Sakallarım bir karış,
saçlarımı annem kesti.
Bıyıklarım sarkık; “Doruklarda buzulların salkımı” diyor ya Ahmed Arif, öyle bir şey işte.

Bir tütün sarıyor,
dönüp aynadaki aksime bakıyorum;
bir tütün sarıyor,
dönüp dumanı aksime üfürüyorum.
Sarkan bıyıklarımdan yayılarak çıkıyor duman.
“O salkımlara ne eşkıyalar tutundu, ne küfürler, ne kaçaklar, ne susuşlar gizlendi,” diyorum.
Söylenmediği için yuvarlanıp bir çığ gibi olmuş harfler, gırtlağa bir yumruk gibi dayanıp âdem elmasına dönmüş sözcükler…

“Gırtlağımda bir harf büyüyor, buna dayanmalıyım.” Harf harf, kelime kelime, cümle cümle büyüyor, ancak kusamıyorum.

Türk alfabesinden Kürt alfabesine…
Diller arası dolanıyor, arafta kalmanın verdiği aitsizlik hissiyle kırık döküklerimi toparlayamıyorum.

“Harfler de bir ümmettir,” diyen Arabi’ye bakıyor; harf harf birikiyor, cümle cümle toparlıyor, paragraf paragraf savrulup dağılıyorum. Çağlar ötesi ulvî bir mesaja/dine/ümmete eklemlenmiş halklar gibi.
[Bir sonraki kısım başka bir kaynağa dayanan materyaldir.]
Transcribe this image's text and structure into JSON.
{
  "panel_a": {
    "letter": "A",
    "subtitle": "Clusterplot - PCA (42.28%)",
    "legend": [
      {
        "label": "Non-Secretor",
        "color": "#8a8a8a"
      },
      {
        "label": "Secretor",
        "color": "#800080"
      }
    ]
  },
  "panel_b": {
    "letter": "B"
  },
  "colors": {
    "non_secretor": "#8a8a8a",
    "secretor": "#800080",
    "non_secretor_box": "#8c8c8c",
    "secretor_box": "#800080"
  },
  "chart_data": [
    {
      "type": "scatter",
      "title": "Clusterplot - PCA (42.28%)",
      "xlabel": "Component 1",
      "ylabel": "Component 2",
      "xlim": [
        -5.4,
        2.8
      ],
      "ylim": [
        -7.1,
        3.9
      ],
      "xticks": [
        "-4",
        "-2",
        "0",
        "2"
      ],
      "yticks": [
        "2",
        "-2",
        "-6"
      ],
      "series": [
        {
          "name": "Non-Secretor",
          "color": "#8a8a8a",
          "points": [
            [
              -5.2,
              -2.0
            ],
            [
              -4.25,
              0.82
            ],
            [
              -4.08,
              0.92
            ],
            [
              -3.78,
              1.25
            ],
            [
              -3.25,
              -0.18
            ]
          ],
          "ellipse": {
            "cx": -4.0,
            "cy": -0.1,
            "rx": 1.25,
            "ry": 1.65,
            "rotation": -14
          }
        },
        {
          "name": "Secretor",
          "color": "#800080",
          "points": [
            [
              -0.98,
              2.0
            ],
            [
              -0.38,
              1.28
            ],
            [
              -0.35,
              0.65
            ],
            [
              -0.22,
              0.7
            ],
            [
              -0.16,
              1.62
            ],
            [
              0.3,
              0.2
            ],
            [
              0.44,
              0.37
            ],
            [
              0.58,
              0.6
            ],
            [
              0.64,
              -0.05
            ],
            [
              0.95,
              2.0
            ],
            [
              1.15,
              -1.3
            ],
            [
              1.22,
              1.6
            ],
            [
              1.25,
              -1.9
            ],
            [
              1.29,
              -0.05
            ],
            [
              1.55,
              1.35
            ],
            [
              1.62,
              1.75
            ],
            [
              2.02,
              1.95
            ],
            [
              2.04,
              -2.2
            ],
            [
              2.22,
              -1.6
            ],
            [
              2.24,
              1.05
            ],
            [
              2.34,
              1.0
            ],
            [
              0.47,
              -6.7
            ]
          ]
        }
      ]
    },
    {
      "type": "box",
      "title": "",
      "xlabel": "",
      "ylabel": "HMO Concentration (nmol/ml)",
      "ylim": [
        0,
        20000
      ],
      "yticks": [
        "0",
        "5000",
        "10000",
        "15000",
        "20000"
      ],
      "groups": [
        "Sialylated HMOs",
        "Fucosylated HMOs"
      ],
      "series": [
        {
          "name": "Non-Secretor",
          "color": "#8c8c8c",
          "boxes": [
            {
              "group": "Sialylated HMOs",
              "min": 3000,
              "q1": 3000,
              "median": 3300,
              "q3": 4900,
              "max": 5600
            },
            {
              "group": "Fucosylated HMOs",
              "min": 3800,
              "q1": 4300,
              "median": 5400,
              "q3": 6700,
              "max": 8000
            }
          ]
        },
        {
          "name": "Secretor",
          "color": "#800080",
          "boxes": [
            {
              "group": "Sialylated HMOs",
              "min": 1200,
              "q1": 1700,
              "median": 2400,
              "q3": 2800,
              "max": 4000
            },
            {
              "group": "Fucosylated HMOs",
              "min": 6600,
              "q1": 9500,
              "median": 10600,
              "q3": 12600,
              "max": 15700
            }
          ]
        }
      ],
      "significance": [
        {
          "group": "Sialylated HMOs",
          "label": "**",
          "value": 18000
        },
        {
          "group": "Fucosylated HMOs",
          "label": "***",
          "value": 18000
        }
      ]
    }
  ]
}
“Dilim, kalbimin lisanını aktaramıyor,” diyen Nurslu Said’e bakıyor; tahrif olmuş bir risale gibi elden ele, partiden partiye, cemaatten cemaate savruluyorum.

Ömrü cezaevi kapılarında geçen anne babaların, eşlerin, çocukların; bir cam bölme ardında abi, amca, baba ve kardeşleriyle bir telefon aracılığıyla konuşurken duyduğu seslerden önce gördüğü ilk şeydir bıyık.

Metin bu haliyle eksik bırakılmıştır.